It’s nearly eight years since Pina Bausch died and while her company are striving to preserve her spirit, changes have been inevitable. New dancers have joined the company, a new artistic director is commissioning new works and already the question arises over which of Bausch’s own productions are most likely to survive on the stage.
Café Müller and The Rite of Spring are most likely to gain classic status, especially since they are already being performed by other companies. Yet as Masurca Fogo returns to London, I wonder if this too might gain a wider platform. Created in 1998, it is an impressionist travelogue of Portugal and Brazil, and compared with the nightmares that haunted Bausch’s earlier work it feels like a summer holiday. Projected film footage transforms the stage into a rainforest or a beach, and the music lilts through a hot romantic collage of jazz, fado and kd lang.

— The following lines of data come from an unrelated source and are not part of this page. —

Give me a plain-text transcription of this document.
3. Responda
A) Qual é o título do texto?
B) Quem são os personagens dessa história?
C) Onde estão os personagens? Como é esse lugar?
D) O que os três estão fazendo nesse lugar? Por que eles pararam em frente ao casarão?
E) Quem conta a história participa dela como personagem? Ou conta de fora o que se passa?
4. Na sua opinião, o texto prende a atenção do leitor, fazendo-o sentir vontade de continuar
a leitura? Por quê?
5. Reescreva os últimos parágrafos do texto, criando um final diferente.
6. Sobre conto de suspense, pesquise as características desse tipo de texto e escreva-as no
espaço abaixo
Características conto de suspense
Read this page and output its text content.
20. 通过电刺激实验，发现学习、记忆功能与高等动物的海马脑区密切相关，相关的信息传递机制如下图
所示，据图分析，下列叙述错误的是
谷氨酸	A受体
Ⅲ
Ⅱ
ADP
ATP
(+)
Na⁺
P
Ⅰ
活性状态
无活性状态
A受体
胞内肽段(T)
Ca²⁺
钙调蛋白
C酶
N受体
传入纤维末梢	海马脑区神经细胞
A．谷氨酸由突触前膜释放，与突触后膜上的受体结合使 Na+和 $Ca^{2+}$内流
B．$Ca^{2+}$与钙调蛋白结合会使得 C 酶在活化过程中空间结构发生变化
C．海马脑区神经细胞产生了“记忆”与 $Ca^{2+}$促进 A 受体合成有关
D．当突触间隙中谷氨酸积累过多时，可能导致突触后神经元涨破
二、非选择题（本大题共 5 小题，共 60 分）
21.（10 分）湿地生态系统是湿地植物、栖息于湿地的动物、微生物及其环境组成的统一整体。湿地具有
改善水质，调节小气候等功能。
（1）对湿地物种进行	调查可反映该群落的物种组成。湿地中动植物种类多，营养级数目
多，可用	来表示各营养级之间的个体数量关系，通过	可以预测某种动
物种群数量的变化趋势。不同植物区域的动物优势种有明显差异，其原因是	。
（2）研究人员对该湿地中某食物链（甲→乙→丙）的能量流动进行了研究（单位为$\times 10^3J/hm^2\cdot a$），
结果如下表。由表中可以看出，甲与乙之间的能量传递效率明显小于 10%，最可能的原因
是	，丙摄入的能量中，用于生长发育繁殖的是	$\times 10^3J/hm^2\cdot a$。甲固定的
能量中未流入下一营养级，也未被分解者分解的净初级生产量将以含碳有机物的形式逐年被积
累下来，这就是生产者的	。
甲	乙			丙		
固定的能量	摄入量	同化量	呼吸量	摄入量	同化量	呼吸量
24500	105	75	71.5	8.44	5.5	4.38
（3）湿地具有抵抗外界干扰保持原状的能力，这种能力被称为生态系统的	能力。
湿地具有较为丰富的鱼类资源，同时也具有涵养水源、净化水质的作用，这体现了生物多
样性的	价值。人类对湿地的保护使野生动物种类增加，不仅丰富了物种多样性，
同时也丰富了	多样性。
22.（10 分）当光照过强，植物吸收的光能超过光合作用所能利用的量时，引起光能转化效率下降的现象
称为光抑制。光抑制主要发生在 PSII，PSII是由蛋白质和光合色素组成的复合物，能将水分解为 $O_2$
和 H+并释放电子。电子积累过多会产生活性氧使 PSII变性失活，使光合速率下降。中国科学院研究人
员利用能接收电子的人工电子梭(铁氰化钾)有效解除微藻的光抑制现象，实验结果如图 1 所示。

Of course, familiar Bausch elements are everywhere. As the dancers confess their most intimate memories they tap into deep seams of yearning insecurity and pain. Courtship rituals become ugly games of power; men posture and women beadily observe each other as they put their bodies on parade. Yet the darkness is always dissolved by the work’s tenderness, and by Bausch’s deliriously strange comic instincts – the lone walrus that heaves itself across the stage, the startling, colourful streamers that fall around a man’s face as he doffs his hat to a woman. Far outweighing the private pain too are the joyous moments where the cast scooch along an improvised water slide, party in a ramshackle beach hut and are liberated into sequences of larky, full-bodied expressive dance.
There’s so much dancing in Masurca and this is one reason why the work could translate well to another cast. Some of Bausch’s performers feel irreplaceable: the fearless, elegant Julie Shanahan, the mordantly droll Nazareth Panadero. But it’s not inconceivable that a large repertory company like Rambert could rise to the challenge of Masurca and bring it a new personality, a new life.